Il nostro versetto viene dopo una pericope (1 Cor 9,24-10,12) in cui l'Apostolo racconta la sua vita  da asceta, perché l'impeccabilità non è affatto garantita; inoltre egli esorta, con un tono convenientemente un po' severo, a non cadere in peccato;
"9,23. Non sapete che, nelle corse allo stadio, tutti corrono, ma uno solo conquista il premio? (…) faccio pugilato, ma non come chi batte l’aria; 27 anzi tratto duramente il mio corpo e lo riduco in schiavitù, perché non succeda che, dopo avere predicato agli altri, io stesso venga squalificato. 10:1   Non voglio infatti che ignoriate, fratelli, che i nostri padri furono tutti sotto la nube (…) 5 Ma la maggior parte di loro non fu gradita a Dio e perciò furono sterminati nel deserto 6  Ciò avvenne come esempio per noi, perché non desiderassimo cose cattive (…) 7 Non diventate idolatri (…) 8 Non abbandoniamoci all’impurità (…) 9 Non mettiamo alla prova il Signore (…) 10 Non mormorate,(…) 11 Tutte queste cose però accaddero a loro come esempio, e sono state scritte per nostro ammonimento, di noi per i quali è arrivata la fine dei tempi. 12 Quindi, chi crede di stare in piedi, guardi di non cadere".
Dopo questi moniti e prima di trattare nuovi argomenti (effetti dell'Eucarestia, non entrare in comunione con i demoni, evitare lo scandalo - 1 Cor 10, 14-33), San Paolo compone un versetto che da un punto di vista retorico serve da transizione, e, quanto al contenuto, rassicura i Corinti che il combattimento spirituale non è condannato alla sconfitta, a motivo della fedeltà di Di; ecco il nostro testo:
1 Cor 10,13: "Nessuna tentazione, se non umana, vi ha colto (oppure "ha avuto la meglio", oppure, con la Vulgata, "vi catturi" = "vi tenga in scacco") ; Dio infatti è degno di fede, cosicché Egli non lascerà che siate tentati più di ciò che potete, ma costituirà - insieme con la tentazione - anche la via di uscita per poter[la] sopportare" [6].
Parafrasiamo ora il versetto, aggiungendo qualche spiegazione:

Nessuna tentazione, se non umana… =  se non quelle in cui necessariamente l'uomo si trova.

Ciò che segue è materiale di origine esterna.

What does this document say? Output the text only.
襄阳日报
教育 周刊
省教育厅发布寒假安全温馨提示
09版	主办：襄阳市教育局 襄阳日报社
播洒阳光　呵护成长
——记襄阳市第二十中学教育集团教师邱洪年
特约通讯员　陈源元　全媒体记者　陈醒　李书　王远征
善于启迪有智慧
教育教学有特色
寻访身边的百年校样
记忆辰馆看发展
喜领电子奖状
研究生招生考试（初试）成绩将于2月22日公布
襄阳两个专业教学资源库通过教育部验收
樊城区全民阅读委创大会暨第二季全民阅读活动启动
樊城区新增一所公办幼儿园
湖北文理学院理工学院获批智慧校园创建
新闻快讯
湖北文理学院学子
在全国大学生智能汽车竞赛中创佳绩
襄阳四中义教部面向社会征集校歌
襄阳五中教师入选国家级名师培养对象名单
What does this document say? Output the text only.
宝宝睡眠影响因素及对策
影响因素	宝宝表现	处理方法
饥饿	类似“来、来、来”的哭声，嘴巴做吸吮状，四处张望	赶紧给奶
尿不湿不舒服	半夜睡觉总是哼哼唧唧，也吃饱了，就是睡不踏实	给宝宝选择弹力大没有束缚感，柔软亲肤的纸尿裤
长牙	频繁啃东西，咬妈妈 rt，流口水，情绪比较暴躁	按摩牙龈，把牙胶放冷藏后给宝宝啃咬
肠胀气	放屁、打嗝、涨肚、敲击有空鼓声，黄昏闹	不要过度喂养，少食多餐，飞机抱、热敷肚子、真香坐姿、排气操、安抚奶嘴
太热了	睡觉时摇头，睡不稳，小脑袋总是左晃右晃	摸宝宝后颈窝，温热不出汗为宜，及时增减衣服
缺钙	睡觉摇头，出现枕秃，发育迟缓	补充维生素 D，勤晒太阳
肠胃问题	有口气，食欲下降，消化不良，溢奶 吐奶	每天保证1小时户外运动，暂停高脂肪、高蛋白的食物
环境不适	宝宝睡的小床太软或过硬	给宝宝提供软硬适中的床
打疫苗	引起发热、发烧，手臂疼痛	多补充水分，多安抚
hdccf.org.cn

Ho seguito, nel proporre questa parafrasi, San Gregorio Magno: "è certamente umano che il cuore sopporti una tentazione, ma è demoniaco, nella lotta con la tentazione, lasciarsi vincere da essa mettendola in opera". [7]

…vi ha colto oppure vi intrappoli: nel primo senso, ad esempio S. Cipriano: "Tentatio vos non occupavit nisi umana" [8]. La seconda traduzione suppone una importante variante (gr. καταλάβῃ) - da cui dipendono la Vulgata e le precedenti versioni latine ("adprehendat") - potrebbe essere tradotta: "non vi catturi", "non vi intrappoli"; cf. Gv 12,35: "perché le tenebre non vi intrappolino" (CEI 2008: "non vi sorprendano"), gr. "ἵνα μὴ σκοτία ὑμᾶς καταλάβῃ".

Dio infatti è degno di fede…

La parola greca tradotta con "degno di fede", pistós (πιστὸς δὲ ὁ θεός) presuppone la radice ebraica 'mn (da cui deriva, ad esempio e per intenderci, la parola "amen") [9], che indica per eccellenza il permanere di Dio nella sua essenza, e quindi nel non venir meno alle sue promesse.
Noi possiamo stare in piedi (cf. il v. precedente, "chi vuol stare in piedi, cerchi di non cadere"), perché - secondo l'etimologia ebraica - Dio è appoggio sicuro. Ma pistós indica anche la fedeltà di Dio nell'operare conformemente alla sua natura e alle sue promesse…

…cosicché Egli non lascerà che siate tentati più di ciò che potete…

Ecco la promessa che dissolve ogni "etica della situazione": quest'ultima, da un lato nega la natura (in sé e come principio di operazione) immutabile dell'uomo, il quale non è più in condizione di ricreare continuamente se stesso, agendo conforme alla sua essenza (perduta), ma è schiavo degli eventi e della concupiscenza; di fatto egli è persino irredimibile (essendo svanito il terminus ad quem univoco della ricreazione per grazia); dall'altro lato, il misconoscimento dell'azione di Dio a fianco dell'uomo in ogni situazione, porta a una assolutizzazione del caso concreto - in pratica a una divinizzazione della storia - che è cosa ben diversa dall'intervento gratuito di Dio nella storia stessa.
Dio è il Signore di ogni situazione concreta, non solo con la sua legge eterna partecipata in ogni situazione, ma con la sua presenza preveniente e coadiuvante in ciascun caso concreto, "caso per caso". Quindi, il giudizio morale di un atto "caso per caso" non può non tener conto della vicinanza del Dio fedele "in ogni caso", vicinanza finalizzata alla vittoria morale dell'uomo.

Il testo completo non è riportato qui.